I studied my friend carefully. “You know that they wouldn’t have let you.” Kreizler shrugged obstinately, unwilling to concede the point. “With the political dimension this thing was assuming?” I went on. “He’d have had one of the fastest trials in recent memory, and been strung up in a matter of weeks.”

“Perhaps,” Kreizler said. “We’ll never know, now. Ah, Moore—there are so many things that we’ll never know, now…”

“Will you at least allow yourself credit for finding the man? That’s a fairly amazing feat on its own, damn it all.”

Laszlo shrugged again. “Is it? I wonder. How long would he have stayed hidden from us, John?”

“How long? Well, a good long time, I suppose—hell, he’d been at it for years.”

“Yes,” Kreizler answered, “but how much longer? The crisis was inevitable—he couldn’t go forever without society being aware of him. He wanted that, wanted it desperately. If the average person were to describe John Beecham in light of his murders, he’d say he was a social outcast, but nothing could be more superficial, or more untrue. Beecham could never have turned his back on human society, nor society on him, and why? Because he was—perversely, perhaps, but utterly—tied to that society. He was its offspring, its sick conscience—a living reminder of all the hidden crimes we commit when we close ranks to live among each other. He craved human society, craved the chance to show people what their ‘society’ had done to him. And the odd thing is, society craved him, too.”

“Craved him?” I said, as we passed along the quiet perimeter of Washington Square Park. “How do you mean? They’d have shot him through with electricity if they’d had the chance.”

“Yes, but not before holding him up to the world,” Kreizler answered. “We revel in men like Beecham, Moore—they are the easy repositories of all that is dark in our very social world. But the things that helped make Beecham what he was? Those, we tolerate. Those, we even enjoy…”

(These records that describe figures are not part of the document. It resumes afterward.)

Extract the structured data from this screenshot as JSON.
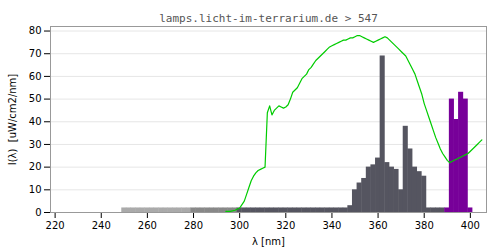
{
  "chart_data": {
    "type": "bar",
    "title": "lamps.licht-im-terrarium.de > 547",
    "xlabel": "λ [nm]",
    "ylabel": "I(λ)  [uW/cm2/nm]",
    "xlim": [
      218,
      407
    ],
    "ylim": [
      0,
      82
    ],
    "xticks": [
      220,
      240,
      260,
      280,
      300,
      320,
      340,
      360,
      380,
      400
    ],
    "yticks": [
      0,
      10,
      20,
      30,
      40,
      50,
      60,
      70,
      80
    ],
    "grid": true,
    "series": [
      {
        "type": "bar",
        "x": [
          250,
          252,
          254,
          256,
          258,
          260,
          262,
          264,
          266,
          268,
          270,
          272,
          274,
          276,
          278,
          280,
          282,
          284,
          286,
          288,
          290,
          292,
          294,
          296,
          298,
          300,
          302,
          304,
          306,
          308,
          310,
          312,
          314,
          316,
          318,
          320,
          322,
          324,
          326,
          328,
          330,
          332,
          334,
          336,
          338,
          340,
          342,
          344,
          346,
          348,
          350,
          352,
          354,
          356,
          358,
          360,
          362,
          364,
          366,
          368,
          370,
          372,
          374,
          376,
          378,
          380,
          382,
          384,
          386,
          388,
          390,
          392,
          394,
          396,
          398,
          400
        ],
        "values": [
          2.0,
          2.0,
          2.0,
          2.0,
          2.0,
          2.0,
          2.0,
          2.0,
          2.0,
          2.0,
          2.0,
          2.0,
          2.0,
          2.0,
          2.0,
          2.0,
          2.0,
          2.0,
          2.0,
          2.0,
          2.0,
          2.0,
          2.0,
          2.0,
          2.0,
          2.0,
          2.0,
          2.0,
          2.0,
          2.0,
          2.0,
          2.0,
          2.0,
          2.0,
          2.0,
          2.0,
          2.0,
          2.0,
          2.0,
          2.0,
          2.0,
          2.0,
          2.0,
          2.0,
          2.0,
          2.0,
          2.0,
          2.0,
          2.0,
          3.0,
          10.0,
          13.0,
          15.0,
          20.0,
          21.0,
          24.0,
          69.0,
          22.0,
          20.0,
          19.0,
          10.0,
          38.0,
          28.0,
          20.0,
          18.0,
          16.0,
          2.0,
          2.0,
          2.0,
          2.0,
          2.0,
          50.0,
          41.0,
          53.0,
          50.0,
          2.0
        ],
        "colors": [
          "#aaaaaa",
          "#aaaaaa",
          "#aaaaaa",
          "#aaaaaa",
          "#aaaaaa",
          "#aaaaaa",
          "#aaaaaa",
          "#aaaaaa",
          "#aaaaaa",
          "#aaaaaa",
          "#aaaaaa",
          "#aaaaaa",
          "#aaaaaa",
          "#aaaaaa",
          "#aaaaaa",
          "#888888",
          "#888888",
          "#888888",
          "#888888",
          "#888888",
          "#888888",
          "#888888",
          "#888888",
          "#888888",
          "#888888",
          "#555560",
          "#555560",
          "#555560",
          "#555560",
          "#555560",
          "#555560",
          "#555560",
          "#555560",
          "#555560",
          "#555560",
          "#555560",
          "#555560",
          "#555560",
          "#555560",
          "#555560",
          "#555560",
          "#555560",
          "#555560",
          "#555560",
          "#555560",
          "#555560",
          "#555560",
          "#555560",
          "#555560",
          "#555560",
          "#555560",
          "#555560",
          "#555560",
          "#555560",
          "#555560",
          "#555560",
          "#555560",
          "#555560",
          "#555560",
          "#555560",
          "#555560",
          "#555560",
          "#555560",
          "#555560",
          "#555560",
          "#555560",
          "#555560",
          "#555560",
          "#555560",
          "#555560",
          "#770099",
          "#770099",
          "#770099",
          "#770099",
          "#770099",
          "#770099"
        ]
      },
      {
        "type": "line",
        "color": "#00cc00",
        "x": [
          294,
          296,
          298,
          300,
          301,
          302,
          303,
          304,
          305,
          306,
          307,
          308,
          309,
          310,
          311,
          312,
          313,
          314,
          315,
          316,
          317,
          318,
          319,
          320,
          321,
          322,
          323,
          324,
          325,
          326,
          327,
          328,
          329,
          330,
          331,
          332,
          333,
          334,
          335,
          336,
          337,
          338,
          339,
          340,
          341,
          342,
          343,
          344,
          345,
          346,
          347,
          348,
          349,
          350,
          351,
          352,
          353,
          354,
          355,
          356,
          357,
          358,
          359,
          360,
          361,
          362,
          363,
          364,
          365,
          366,
          367,
          368,
          369,
          370,
          371,
          372,
          373,
          374,
          375,
          376,
          377,
          378,
          379,
          380,
          381,
          382,
          383,
          384,
          385,
          386,
          387,
          388,
          389,
          390,
          391,
          392,
          393,
          394,
          395,
          396,
          397,
          398,
          399,
          400,
          401,
          402,
          403,
          404,
          405
        ],
        "values": [
          0.5,
          0.5,
          1.0,
          2.0,
          3.5,
          5.0,
          8.0,
          11.0,
          14.0,
          16.0,
          17.5,
          18.5,
          19.0,
          19.5,
          20.0,
          44.0,
          47.0,
          43.0,
          45.0,
          46.0,
          47.0,
          46.5,
          46.0,
          46.5,
          47.5,
          50.0,
          53.0,
          54.0,
          55.0,
          57.0,
          59.0,
          60.0,
          61.0,
          63.0,
          64.0,
          65.5,
          67.0,
          68.0,
          69.0,
          70.0,
          71.0,
          72.0,
          73.0,
          73.5,
          74.0,
          74.5,
          75.0,
          75.5,
          76.0,
          76.0,
          76.5,
          77.0,
          77.0,
          77.5,
          78.0,
          78.0,
          77.5,
          77.0,
          76.5,
          76.0,
          75.5,
          75.0,
          75.5,
          76.0,
          76.5,
          77.0,
          77.5,
          77.0,
          76.0,
          75.0,
          74.0,
          73.0,
          72.0,
          71.0,
          70.0,
          69.0,
          67.0,
          65.0,
          63.0,
          61.0,
          58.0,
          55.0,
          52.0,
          48.0,
          45.0,
          42.0,
          39.0,
          36.0,
          33.0,
          30.5,
          28.0,
          26.0,
          24.5,
          23.0,
          22.0,
          22.5,
          23.0,
          23.5,
          24.0,
          24.5,
          25.0,
          25.5,
          26.0,
          27.0,
          28.0,
          29.0,
          30.0,
          31.0,
          32.0
        ]
      }
    ]
  }
}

As Kreizler’s gaze drifted away again, the calash rolled to a slow stop outside my grandmother’s house. The sky was only beginning to glow in the east, but there was already a light on in the upper floors of Number 19 Washington Square. As Kreizler turned his head to take in the streets around him, he caught sight of that light, and it brought the first small smile of the morning to his face.

“How has your grandmother felt about your involvement in a murder case. Moore?” he asked. “She always took a lively interest in the macabre.”

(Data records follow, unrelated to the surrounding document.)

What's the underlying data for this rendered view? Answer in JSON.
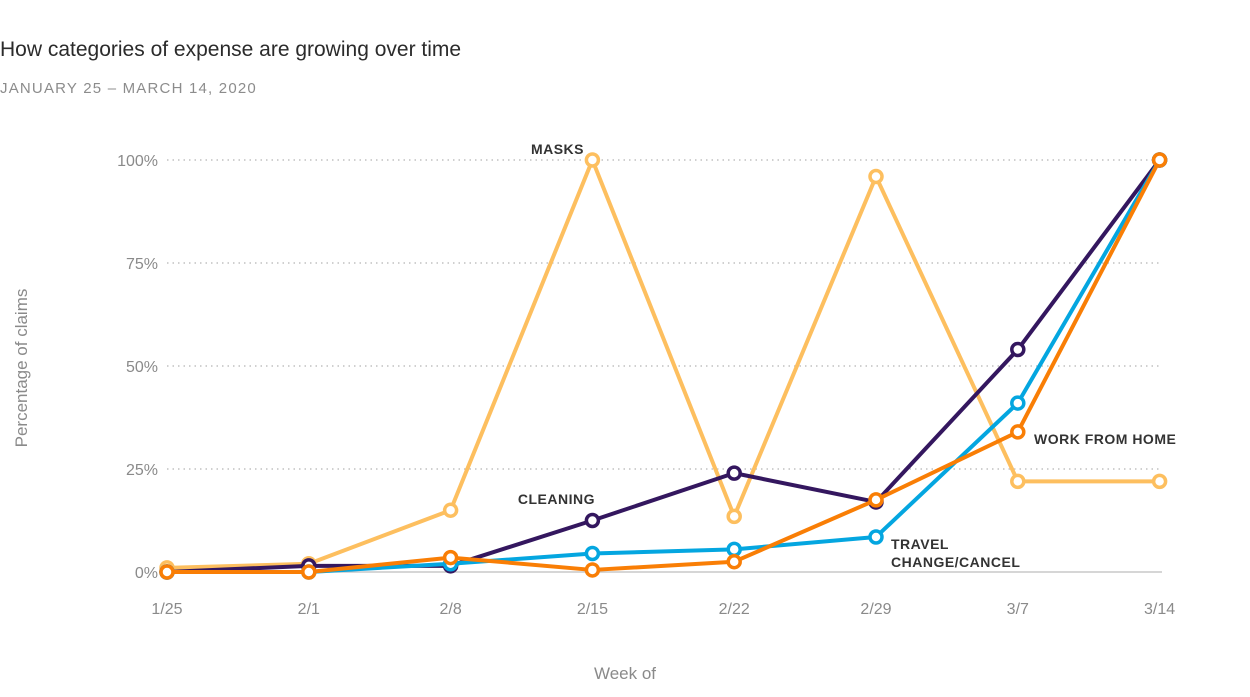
{
  "title": "How categories of expense are growing over time",
  "subtitle": "JANUARY 25 – MARCH 14, 2020",
  "chart_data": {
    "type": "line",
    "title": "How categories of expense are growing over time",
    "subtitle": "JANUARY 25 – MARCH 14, 2020",
    "xlabel": "Week of",
    "ylabel": "Percentage of claims",
    "categories": [
      "1/25",
      "2/1",
      "2/8",
      "2/15",
      "2/22",
      "2/29",
      "3/7",
      "3/14"
    ],
    "y_ticks": [
      "0%",
      "25%",
      "50%",
      "75%",
      "100%"
    ],
    "ylim": [
      0,
      100
    ],
    "grid": "horizontal dotted",
    "legend": "none (direct labels)",
    "series": [
      {
        "name": "MASKS",
        "color": "#FDBF5F",
        "values": [
          1,
          2,
          15,
          100,
          13.5,
          96,
          22,
          22
        ]
      },
      {
        "name": "CLEANING",
        "color": "#34175F",
        "values": [
          0,
          1.5,
          1.5,
          12.5,
          24,
          17,
          54,
          100
        ]
      },
      {
        "name": "TRAVEL CHANGE/CANCEL",
        "label_lines": [
          "TRAVEL",
          "CHANGE/CANCEL"
        ],
        "color": "#04A6E0",
        "values": [
          0,
          0,
          2,
          4.5,
          5.5,
          8.5,
          41,
          100
        ]
      },
      {
        "name": "WORK FROM HOME",
        "color": "#F97E05",
        "values": [
          0,
          0,
          3.5,
          0.5,
          2.5,
          17.5,
          34,
          100
        ]
      }
    ]
  }
}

“I haven’t told her,” I answered. “She simply thinks that my gambling habit has gotten worse. And, all things considered, I’m going to let her keep thinking that.” I got to the sidewalk with a stiff little jump. “So—we’re to be at Del’s tonight, I understand?”

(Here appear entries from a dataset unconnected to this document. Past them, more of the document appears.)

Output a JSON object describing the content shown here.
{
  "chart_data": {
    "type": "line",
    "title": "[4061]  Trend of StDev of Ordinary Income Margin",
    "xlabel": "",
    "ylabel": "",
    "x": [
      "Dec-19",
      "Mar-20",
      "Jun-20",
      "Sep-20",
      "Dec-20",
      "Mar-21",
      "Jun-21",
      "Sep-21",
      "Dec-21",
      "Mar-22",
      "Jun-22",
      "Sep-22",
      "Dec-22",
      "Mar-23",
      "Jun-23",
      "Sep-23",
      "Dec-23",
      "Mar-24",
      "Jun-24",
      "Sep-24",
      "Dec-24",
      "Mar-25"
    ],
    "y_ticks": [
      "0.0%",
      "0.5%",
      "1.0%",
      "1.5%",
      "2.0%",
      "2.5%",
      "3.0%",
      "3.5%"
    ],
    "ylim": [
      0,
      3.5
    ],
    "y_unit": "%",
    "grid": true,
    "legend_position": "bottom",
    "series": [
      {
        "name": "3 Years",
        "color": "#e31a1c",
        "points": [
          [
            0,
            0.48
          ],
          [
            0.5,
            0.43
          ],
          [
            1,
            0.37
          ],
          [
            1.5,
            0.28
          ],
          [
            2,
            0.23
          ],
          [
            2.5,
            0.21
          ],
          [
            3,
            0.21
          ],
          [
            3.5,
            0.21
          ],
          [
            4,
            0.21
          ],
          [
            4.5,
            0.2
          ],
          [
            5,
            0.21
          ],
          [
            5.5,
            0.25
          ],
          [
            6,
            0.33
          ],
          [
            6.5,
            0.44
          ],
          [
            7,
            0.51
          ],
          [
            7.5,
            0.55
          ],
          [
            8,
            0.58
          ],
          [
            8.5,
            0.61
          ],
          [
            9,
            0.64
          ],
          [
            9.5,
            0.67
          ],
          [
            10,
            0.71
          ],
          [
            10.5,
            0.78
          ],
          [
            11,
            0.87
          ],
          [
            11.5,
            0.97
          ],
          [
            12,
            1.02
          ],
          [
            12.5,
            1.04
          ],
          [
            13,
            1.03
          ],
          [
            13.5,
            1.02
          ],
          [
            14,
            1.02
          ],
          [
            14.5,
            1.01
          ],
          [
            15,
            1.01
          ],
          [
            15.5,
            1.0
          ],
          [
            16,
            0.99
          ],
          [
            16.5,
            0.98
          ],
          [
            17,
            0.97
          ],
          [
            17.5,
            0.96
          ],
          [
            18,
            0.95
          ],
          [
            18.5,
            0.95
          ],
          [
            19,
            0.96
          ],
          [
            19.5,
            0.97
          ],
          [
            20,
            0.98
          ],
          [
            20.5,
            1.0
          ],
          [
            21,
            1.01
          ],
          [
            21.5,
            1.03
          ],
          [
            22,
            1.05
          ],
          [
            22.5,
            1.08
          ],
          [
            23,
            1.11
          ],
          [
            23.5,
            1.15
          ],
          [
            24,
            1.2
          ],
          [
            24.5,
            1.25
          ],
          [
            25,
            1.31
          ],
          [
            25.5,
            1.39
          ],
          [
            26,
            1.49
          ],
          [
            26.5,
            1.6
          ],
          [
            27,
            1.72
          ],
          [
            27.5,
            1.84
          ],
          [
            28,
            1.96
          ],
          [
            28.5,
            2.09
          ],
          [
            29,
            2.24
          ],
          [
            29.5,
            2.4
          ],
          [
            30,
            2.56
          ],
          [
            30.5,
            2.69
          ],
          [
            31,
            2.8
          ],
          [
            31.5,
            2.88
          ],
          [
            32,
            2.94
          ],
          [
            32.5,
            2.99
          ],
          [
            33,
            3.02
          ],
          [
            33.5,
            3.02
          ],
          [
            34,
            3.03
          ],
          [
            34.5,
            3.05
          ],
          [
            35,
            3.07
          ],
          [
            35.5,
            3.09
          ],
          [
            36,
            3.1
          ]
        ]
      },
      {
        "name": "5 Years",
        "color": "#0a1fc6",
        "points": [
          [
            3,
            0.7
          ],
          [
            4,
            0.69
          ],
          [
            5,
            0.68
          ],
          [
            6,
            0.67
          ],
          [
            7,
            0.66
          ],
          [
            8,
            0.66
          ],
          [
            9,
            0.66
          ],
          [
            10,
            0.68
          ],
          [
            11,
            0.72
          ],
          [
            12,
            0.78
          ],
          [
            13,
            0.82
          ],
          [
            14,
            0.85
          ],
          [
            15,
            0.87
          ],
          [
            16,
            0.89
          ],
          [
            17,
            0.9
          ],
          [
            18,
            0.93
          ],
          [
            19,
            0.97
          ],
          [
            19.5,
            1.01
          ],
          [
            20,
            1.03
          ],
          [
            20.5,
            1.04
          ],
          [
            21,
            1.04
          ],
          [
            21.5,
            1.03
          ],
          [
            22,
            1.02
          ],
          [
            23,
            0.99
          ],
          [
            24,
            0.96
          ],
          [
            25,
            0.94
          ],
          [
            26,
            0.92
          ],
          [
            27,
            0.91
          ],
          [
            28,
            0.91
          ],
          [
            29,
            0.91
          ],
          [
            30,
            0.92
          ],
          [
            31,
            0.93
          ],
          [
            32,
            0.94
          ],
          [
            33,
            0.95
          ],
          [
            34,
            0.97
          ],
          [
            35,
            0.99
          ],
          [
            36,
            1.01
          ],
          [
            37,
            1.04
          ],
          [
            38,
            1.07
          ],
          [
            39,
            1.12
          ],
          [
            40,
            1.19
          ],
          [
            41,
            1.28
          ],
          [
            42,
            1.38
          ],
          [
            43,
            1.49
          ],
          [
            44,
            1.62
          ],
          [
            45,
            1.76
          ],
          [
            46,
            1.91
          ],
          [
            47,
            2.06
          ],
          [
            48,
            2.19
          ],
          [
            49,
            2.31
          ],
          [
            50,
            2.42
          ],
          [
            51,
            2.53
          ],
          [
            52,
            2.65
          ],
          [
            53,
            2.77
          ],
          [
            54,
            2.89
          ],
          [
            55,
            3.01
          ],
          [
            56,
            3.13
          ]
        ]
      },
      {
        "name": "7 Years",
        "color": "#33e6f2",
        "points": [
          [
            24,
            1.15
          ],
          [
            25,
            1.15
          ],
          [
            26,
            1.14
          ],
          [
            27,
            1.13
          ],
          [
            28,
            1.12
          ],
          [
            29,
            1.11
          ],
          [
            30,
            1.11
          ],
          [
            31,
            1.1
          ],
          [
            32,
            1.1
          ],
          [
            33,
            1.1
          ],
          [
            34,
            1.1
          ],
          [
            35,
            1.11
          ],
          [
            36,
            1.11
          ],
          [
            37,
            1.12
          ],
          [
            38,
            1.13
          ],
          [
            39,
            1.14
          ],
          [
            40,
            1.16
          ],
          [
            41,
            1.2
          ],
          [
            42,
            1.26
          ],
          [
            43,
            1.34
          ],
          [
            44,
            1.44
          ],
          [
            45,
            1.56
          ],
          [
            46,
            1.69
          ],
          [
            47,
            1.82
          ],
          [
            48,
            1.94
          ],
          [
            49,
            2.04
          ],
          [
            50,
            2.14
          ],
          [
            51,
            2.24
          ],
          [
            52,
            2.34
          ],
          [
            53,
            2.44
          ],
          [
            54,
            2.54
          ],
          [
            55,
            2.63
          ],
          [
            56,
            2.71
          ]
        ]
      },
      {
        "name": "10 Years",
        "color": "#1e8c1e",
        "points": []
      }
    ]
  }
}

Kreizler nodded once. “It seems appropriate, eh?”

“Absolutely,” I said. “I’m going to call Charlie—have him tell Ranhofer to lay something really exceptional on. We deserve that much, anyway.”

Kreizler’s smile widened just a bit. “Indeed, Moore,” he said, closing the calash door and offering his hand. I shook it, and then Laszlo faced front with a small groan. “All right, Stevie.”

The boy turned and saluted to me, and then the carriage kept rolling on toward Fifth Avenue.